07/08/2015, 5:15pm MDT
By David LaBuda, USA Hockey National Referee-in-Chief

District Referees-in-Chief implement changes to registration procedures

As we enter the 2015-16 registration season for officials, I want to give an update of what changes to expect this season.

The Officials Section has been busy since the 2015 Winter Meeting, working on implementing the registration changes that were discussed and voted on by the district referees-in-chief, along with refining the testing and online seminar programs.

For 2015-16, there will be an informational video available before an official registers with USA Hockey outlining the requirements and commitment that an individual will need to fulfill in order to complete their registration.


Next, and a very important change, starting with this season, in order to register for a seminar, an official will have to first register as an official (online) with USA Hockey in order to gain access to the online program to register for a seminar.

This change was due to a number of individuals who would never register as an official with USA Hockey and then ‘no show’ to the seminar that they registered for, which frequently led to other registered officials being denied attendance at that seminar because the seating capacity had already been reached.

This change will provide more incentive for every individual who registers as an official -- and registers for a seminar -- to attend that seminar and complete the registration requirements.

The open-book testing process has also been modified for the coming season. What hasn’t changed is that a Level 1 official will still have to answer the first 50 questions, while Level 2, 3 & 4 officials will have to answer 100 questions. However, the passing score for a Level 2 official has been modified to 80 from 85. All other passing scores remain the same as last year. Those minimum passing scores are 35 for a Level 1 official and 90 for Levels 3 and 4.

While an official is taking the open-book exam, there will be immediate feedback provided after each answer is submitted.

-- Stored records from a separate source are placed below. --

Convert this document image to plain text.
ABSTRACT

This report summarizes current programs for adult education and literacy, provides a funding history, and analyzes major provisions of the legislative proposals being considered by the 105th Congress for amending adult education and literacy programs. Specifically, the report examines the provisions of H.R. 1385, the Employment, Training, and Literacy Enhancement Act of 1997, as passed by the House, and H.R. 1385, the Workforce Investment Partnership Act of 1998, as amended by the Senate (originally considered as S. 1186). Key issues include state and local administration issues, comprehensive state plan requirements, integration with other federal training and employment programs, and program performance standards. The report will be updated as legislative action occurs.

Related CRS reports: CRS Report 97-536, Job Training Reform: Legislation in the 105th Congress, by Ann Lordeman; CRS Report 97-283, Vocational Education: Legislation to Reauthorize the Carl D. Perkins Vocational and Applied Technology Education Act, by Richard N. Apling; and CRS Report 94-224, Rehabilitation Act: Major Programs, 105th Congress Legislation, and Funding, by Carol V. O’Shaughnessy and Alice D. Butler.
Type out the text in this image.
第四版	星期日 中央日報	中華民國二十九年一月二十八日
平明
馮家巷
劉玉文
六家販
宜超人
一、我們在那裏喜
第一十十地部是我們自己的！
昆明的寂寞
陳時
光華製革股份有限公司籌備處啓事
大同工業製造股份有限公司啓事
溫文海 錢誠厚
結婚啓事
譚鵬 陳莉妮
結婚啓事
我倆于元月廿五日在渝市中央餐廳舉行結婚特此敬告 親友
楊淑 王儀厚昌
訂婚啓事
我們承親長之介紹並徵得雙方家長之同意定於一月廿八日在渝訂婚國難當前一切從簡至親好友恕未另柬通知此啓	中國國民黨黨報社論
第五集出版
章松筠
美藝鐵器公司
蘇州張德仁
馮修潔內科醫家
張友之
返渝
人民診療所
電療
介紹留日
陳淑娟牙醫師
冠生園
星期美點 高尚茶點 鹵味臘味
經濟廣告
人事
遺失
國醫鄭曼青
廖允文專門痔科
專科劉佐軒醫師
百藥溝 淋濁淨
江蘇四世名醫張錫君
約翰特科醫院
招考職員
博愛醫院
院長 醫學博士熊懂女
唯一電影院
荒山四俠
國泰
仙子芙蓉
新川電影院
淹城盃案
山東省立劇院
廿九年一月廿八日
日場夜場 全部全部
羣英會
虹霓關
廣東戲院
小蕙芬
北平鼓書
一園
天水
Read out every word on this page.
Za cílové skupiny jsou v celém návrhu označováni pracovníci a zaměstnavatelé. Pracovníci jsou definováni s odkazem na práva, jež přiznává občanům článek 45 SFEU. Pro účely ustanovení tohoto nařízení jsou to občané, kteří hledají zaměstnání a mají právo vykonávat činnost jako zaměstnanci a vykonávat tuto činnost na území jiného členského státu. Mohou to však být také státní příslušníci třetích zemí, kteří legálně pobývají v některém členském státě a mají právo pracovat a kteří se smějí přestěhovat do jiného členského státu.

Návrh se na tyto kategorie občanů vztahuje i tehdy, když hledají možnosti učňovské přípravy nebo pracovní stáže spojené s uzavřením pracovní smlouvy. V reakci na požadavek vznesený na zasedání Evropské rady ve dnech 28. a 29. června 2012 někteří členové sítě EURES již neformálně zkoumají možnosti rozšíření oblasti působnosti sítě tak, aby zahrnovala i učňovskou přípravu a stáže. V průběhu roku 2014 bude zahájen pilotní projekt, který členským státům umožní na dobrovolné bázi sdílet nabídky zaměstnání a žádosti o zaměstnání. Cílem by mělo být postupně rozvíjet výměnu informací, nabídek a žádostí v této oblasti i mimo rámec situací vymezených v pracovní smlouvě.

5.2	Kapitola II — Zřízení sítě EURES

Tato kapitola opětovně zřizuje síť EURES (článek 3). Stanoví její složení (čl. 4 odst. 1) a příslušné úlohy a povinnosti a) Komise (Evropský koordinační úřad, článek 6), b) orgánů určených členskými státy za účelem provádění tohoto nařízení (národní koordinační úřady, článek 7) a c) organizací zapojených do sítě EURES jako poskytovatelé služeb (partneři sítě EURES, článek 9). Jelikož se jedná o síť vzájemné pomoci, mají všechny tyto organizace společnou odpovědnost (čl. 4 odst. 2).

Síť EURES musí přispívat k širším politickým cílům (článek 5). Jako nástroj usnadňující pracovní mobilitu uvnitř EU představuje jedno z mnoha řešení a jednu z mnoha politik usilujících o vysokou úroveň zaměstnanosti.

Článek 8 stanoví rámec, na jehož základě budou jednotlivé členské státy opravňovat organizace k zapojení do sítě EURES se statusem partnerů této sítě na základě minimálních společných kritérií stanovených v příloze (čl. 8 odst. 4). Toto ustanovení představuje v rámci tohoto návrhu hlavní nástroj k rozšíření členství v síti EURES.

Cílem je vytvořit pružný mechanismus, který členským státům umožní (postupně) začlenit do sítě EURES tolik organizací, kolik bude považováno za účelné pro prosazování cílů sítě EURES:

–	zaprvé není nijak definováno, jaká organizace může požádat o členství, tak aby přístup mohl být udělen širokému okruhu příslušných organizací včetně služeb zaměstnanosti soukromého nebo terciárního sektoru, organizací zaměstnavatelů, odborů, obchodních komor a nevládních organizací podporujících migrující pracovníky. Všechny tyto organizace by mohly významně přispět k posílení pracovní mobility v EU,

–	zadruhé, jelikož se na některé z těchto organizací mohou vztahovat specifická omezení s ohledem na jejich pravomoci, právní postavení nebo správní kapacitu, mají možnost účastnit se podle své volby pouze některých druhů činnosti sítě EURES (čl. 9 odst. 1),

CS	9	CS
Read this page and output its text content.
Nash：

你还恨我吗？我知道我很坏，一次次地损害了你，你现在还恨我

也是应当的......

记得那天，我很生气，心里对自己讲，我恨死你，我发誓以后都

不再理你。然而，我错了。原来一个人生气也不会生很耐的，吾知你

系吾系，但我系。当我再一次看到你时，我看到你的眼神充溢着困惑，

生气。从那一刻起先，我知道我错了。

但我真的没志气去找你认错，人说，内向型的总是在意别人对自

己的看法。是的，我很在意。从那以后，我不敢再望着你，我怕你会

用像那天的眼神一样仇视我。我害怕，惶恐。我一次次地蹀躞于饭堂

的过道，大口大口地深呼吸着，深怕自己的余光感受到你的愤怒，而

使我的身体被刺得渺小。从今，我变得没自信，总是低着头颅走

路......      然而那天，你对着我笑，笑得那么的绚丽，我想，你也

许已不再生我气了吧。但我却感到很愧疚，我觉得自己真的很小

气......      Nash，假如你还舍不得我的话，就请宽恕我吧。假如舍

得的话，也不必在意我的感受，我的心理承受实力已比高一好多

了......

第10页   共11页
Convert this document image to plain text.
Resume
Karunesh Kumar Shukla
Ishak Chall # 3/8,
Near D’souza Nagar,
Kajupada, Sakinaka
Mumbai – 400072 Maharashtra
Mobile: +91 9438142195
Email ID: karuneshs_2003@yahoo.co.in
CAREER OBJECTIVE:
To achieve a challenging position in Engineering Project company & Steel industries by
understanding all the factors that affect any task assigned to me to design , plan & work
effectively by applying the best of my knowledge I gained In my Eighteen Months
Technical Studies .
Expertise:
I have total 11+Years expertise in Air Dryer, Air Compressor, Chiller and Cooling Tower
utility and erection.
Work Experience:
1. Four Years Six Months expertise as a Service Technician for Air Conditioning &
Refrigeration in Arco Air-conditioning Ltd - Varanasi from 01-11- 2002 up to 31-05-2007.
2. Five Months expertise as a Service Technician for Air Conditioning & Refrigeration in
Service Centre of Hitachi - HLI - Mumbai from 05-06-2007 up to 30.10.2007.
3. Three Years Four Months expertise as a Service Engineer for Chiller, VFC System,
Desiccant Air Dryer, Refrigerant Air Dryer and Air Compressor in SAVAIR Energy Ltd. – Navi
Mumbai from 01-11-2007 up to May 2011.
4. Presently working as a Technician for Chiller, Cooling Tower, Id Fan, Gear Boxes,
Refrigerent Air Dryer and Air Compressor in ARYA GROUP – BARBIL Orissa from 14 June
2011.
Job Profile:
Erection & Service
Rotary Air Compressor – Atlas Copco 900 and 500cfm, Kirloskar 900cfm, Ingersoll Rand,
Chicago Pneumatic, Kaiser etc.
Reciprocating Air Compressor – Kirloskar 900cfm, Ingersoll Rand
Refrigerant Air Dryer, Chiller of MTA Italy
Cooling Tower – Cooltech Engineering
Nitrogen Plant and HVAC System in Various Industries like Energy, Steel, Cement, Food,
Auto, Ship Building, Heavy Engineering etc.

If the question was answered incorrectly, the rule reference for that missed question will be given with the appropriate rule book language.

After completing all of the required questions, a summary will be sent of all incorrect responses with their rule references. If a passing score is obtained, then the open-book exam requirement will be complete.

If the result is a failing score, after the seven-day waiting period has passed, the official will only have to retake those questions that were incorrectly answered on their first open-book exam. The retake questions will be based on the same rule reference as the originally missed questions, but will cover a different aspect of the rule.

Once all of the retake questions are answered, the number of correctly answered retake questions will be added to the original test score to hopefully obtain a passing grade. As a reminder, there is no third attempt to pass the open-book exam.

During the winter meeting, the Officials Section spent considerable time discussing seminar program feedback, and in particular, the online modules. All feedback was taken seriously and an action plan was discussed and adopted.

Two work groups were established to address the new classroom curriculums and to improve the online video modules. Both were comprised of grassroots members who could bring a grassroots perspective to their work. Both groups have completed their work and their recommendations have been adopted. The new shortened classroom curriculums have been distributed for application to this coming seminar season and the online modules are being re-engineered with improved formatting, better sequencing, animation replacing some video clips and reduction of music and voice-overs to allow the viewer to better focus on the presented material.

We’ve also evaluated the number of required modules for each level, and based on the user analytics that the first years’ experience produced, we have reduced the number of required modules in some cases.

Lastly, as a reminder, once an official begins their first online module, they will need to complete all of their online module training within a specified time period. The online module completion time periods are 60 days for Level 1 registered officials and 45 days for Levels 2, 3 and 4. If all of the required and elective modules are not completed within the specified time frame, the official will have to restart all of the module training from the beginning. This requirement was waived during last year’s registration season due to the delayed rollout of the online module program, but it’s back in place this year.

This completion requirement was put in place by the District RICs to encourage all officials to complete their registration as early as possible and to provide continuity in the overall seminar education process.

As a reminder, to complete an official’s registration an applicant must:

  • Register online with USA Hockey
  • Register and attend a classroom seminar (reduced attendance times depending on registration level)
  • Complete the required and elective online training modules within the required time frame
  • Pass the open-book exam at their registration level
  • Pass the closed-book exam (no closed-book exam at Level 1) for their registration level
  • Complete their online USA Hockey SafeSport training at the end of every two-year cycle


Work will continue on improving our educational programs, and as always, we will continue actively listening to your constructive feedback. Without your involvement and support as a community, we cannot continue moving forward.  Acknowledging that improvements were needed was only one step in the process.  Implementing those changes in a way that meets the needs of our officiating community is the next step and we’re excited to be taking that step.

Have a great 2015-16 season and as always, skate hard and have fun when you’re on the ice.